NB. This short guide does not include help around using different branches. Branches are an easy way to work on individual features and keep them separate until they're ready to merge. You should read up on them if you'd like to use them. They're not necessary for the simplest work on small repositories.
- Once you've made a change, stage the changes:
git add --all
- Now you can create a commit on your fork:
git commit -m "your message about what changed in this commit"
- You can accumulate any number of commits.
- Periodically pull if there's a chance your repository has updated and is ahead of you.
git pull
- When ready, push all the commits you have to your repository.
git push
- Your repository now has all your changes.
- Visit your github repository's page.
- There you'll see a New pull request button.
- Use that to submit a pull request of all your changes.
- Add some comments explaining what you've done and why.

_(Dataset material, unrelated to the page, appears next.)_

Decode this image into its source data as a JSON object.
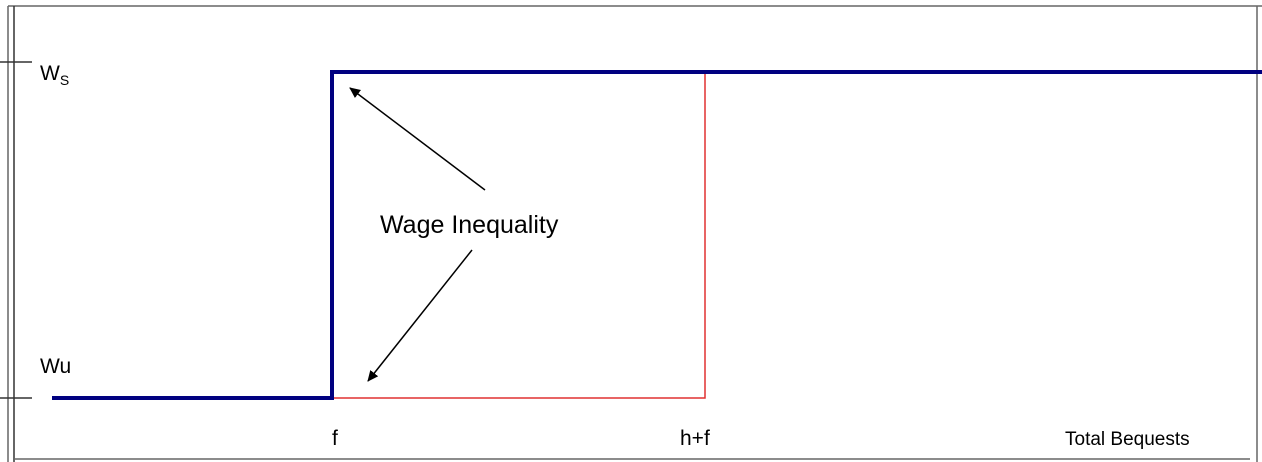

Set up your local repo to have an additional upstream
remote...
See: configuring a remote for a fork
- To view the current remotes for your repository:
git remote -v
- Add ours as an extra remote called
upstream
with:git remote add upstream https://github.com/policerewired/cvth-groups-map.git
To sync, you'll first fetch the upstream remote, and then merge it into your own repository by branch.
See: syncing a fork
These instructions assume you're on the master branch.
- Fetch the upstream:
git fetch upstream
- Merge the upstream master with your local master:
git merge upstream/master
Under OS X, to serve the site to yourself, you can use:
python -m SimpleHTTPServer 8000
If you have Anaconda Python installed, instead use:
python3 -m http.server 8000
The map uses the Google Maps javascript API, with data sourced from this crowdsourced sheet of communities.
jQuery is used to facilitate a quick and dirty call to retrieve the sheet as CSV. The jQuery-csv plugin is then used to construct objects from the CSV data, which are then plotted to the map as markers.